Single Nucleotide Polymorphisms (SNPs) in the Pfmdr1, and Pfcrt, genes of Plasmodium falciparum may confer resistance to a number of anti-malaria drugs. Pfmdr1 86Y and haplotypes at Pfcrt 72-76 have been linked to chloroquine (CQ) as well as amodiaquine (AQ) resistance. mefloquine (MQ) and lumefantrine (LU) sensitivities are linked to Pfmdr1 86Y. Additionally, Pfcrt K76 allele carrying parasites have shown tolerance to LU. We investigated the association between Pfmdr1 86/Pfcrt 72-76 and P. falciparum resistance to CQ, AQ, MQ and LU using field samples collected during 2008-2011 from malaria endemic sites in western Kenya. Genomic DNA from these samples was genotyped to examine SNPs and haplotypes in Pfmdr1 and Pfcrt respectively. Additionally, immediate ex vivo and in vitro drug sensitivity profiles were assessed using the malaria SYBR Green I fluorescence-based assay. We observed a rapid but steady percent increase in wild-type parasites with regard to both Pfmdr1 and Pfcrt between 2008 and 2011 (p<0.0001). Equally, a significant reciprocate decrease in AQ and CQ median IC50 values occurred (p<0.0001) during the same period. Thus, the data in this study point to a significantly rapid change in parasite response to AQ and CQ in the study period. This may be due to releasing of drug pressure on the parasite from reduced use of AQ in the face of increased Artemisinin (ART) Combination Therapy (ACT) administration following the intervention of the Global Fund in 2008. LU has been shown to select for 76K genotypes, thus the observed increase in 76K genotypes coupled with significant cross resistance between LU and MQ, may herald emergence of tolerance against both drugs in future.

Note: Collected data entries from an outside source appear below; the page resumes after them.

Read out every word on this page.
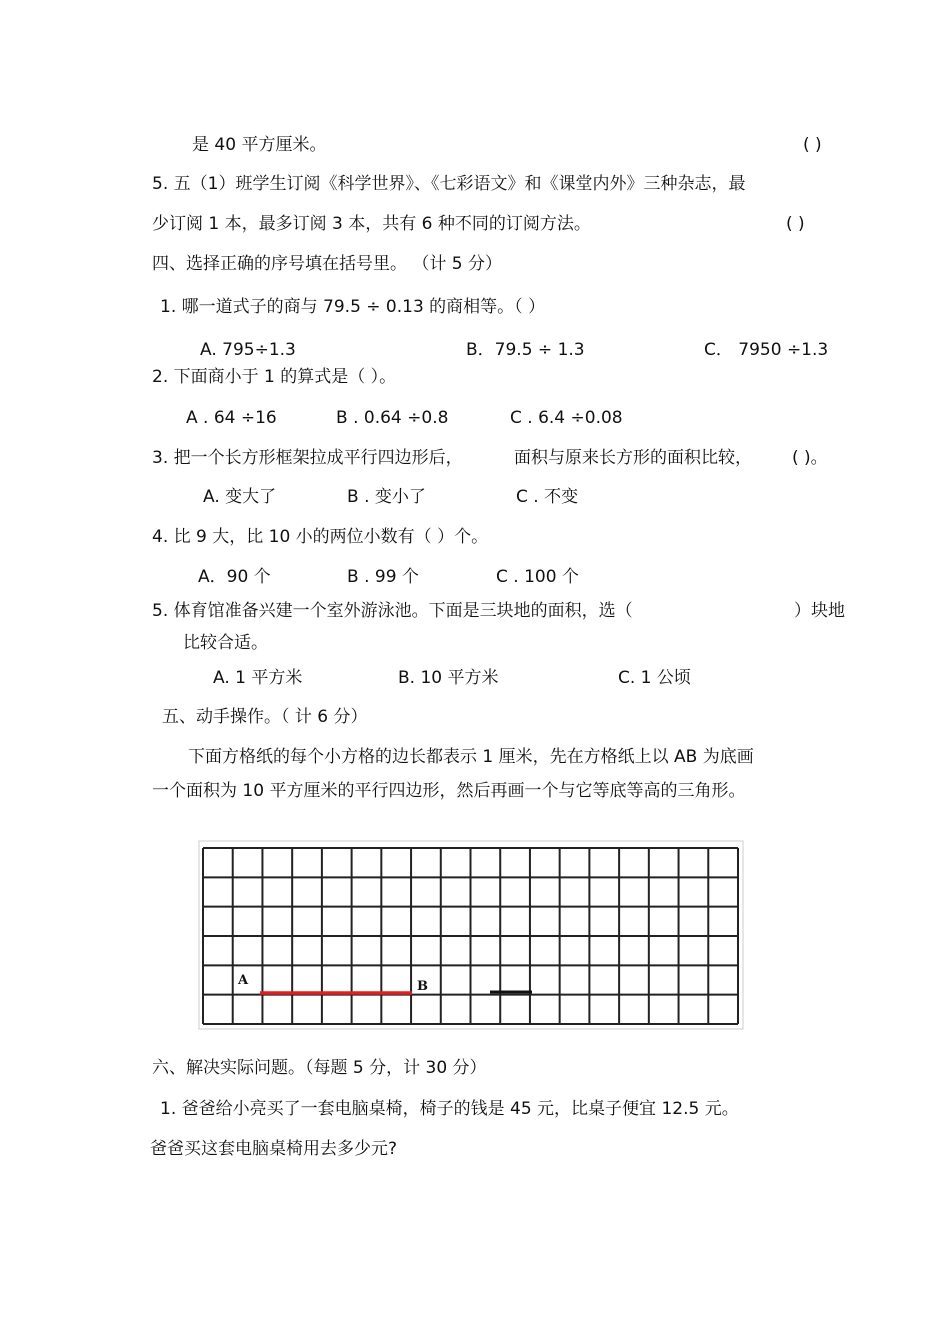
是 40 平方厘米。	( )
5. 五（1）班学生订阅《科学世界》、《七彩语文》和《课堂内外》三种杂志，最
少订阅 1 本，最多订阅 3 本，共有 6 种不同的订阅方法。	( )
四、选择正确的序号填在括号里。 （计 5 分）
1. 哪一道式子的商与 79.5 ÷ 0.13 的商相等。（ ）
A. 795÷1.3	B．79.5 ÷ 1.3	C． 7950 ÷1.3
2. 下面商小于 1 的算式是（ ）。
A . 64 ÷16	B . 0.64 ÷0.8	C . 6.4 ÷0.08
3. 把一个长方形框架拉成平行四边形后，	面积与原来长方形的面积比较， ( )。
A. 变大了	B . 变小了	C . 不变
4. 比 9 大，比 10 小的两位小数有（ ）个。
A．90 个	B . 99 个	C . 100 个
5. 体育馆准备兴建一个室外游泳池。下面是三块地的面积，选（	）块地
比较合适。
A. 1 平方米	B. 10 平方米	C. 1 公顷
五、动手操作。（ 计 6 分）
下面方格纸的每个小方格的边长都表示 1 厘米，先在方格纸上以 AB 为底画
一个面积为 10 平方厘米的平行四边形，然后再画一个与它等底等高的三角形。
A	B
六、解决实际问题。（每题 5 分，计 30 分）
1. 爸爸给小亮买了一套电脑桌椅，椅子的钱是 45 元，比桌子便宜 12.5 元。
爸爸买这套电脑桌椅用去多少元?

疟原虫 Pfmdr1 和 Pfcrt 基因中的单核苷酸多态性(SNPs)可能导致对多种抗疟药物的耐药性。Pfmdr1 86Y 和 Pfcrt 72-76 处的单倍型与氯喹(CQ)以及阿莫地喹(AQ)耐药性有关。甲氟喹(MQ)和青蒿琥酯(LU)敏感性与 Pfmdr1 86Y 有关。此外,携带 Pfcrt K76 等位基因的寄生虫对 LU 表现出耐受性。我们利用 2008 年至 2011 年在肯尼亚西部疟疾流行地区采集的现场样本,研究 Pfmdr1 86/Pfcrt 72-76 与疟原虫对 CQ、AQ、MQ 和 LU 的耐药性之间的关系。对这些样本的基因组 DNA 进行基因分型,以分别检测 Pfmdr1 和 Pfcrt 中的 SNPs 和单倍型。此外,还使用疟疾 SYBR Green I 荧光法即时评估体外和体内药物敏感性谱。我们观察到,2008 年至 2011 年间,Pfmdr1 和 Pfcrt 野生型寄生虫的比例迅速但稳定增加(p<0.0001)。同样,同期 AQ 和 CQ 中位数 IC50 值也显著下降(p<0.0001)。因此,本研究中的数据表明,在研究期间,寄生虫对 AQ 和 CQ 的反应迅速发生变化。这可能是由于全球基金于 2008 年干预后,AQ 的使用减少,而青蒿素(ART)联合疗法(ACT)的使用增加,从而减轻了对寄生虫的药物压力。LU 已被证明选择 76K 基因型,因此观察到的 76K 基因型增加以及 LU 和 MQ 之间的交叉耐药性增加,可能预示着未来对这两种药物的耐受性出现。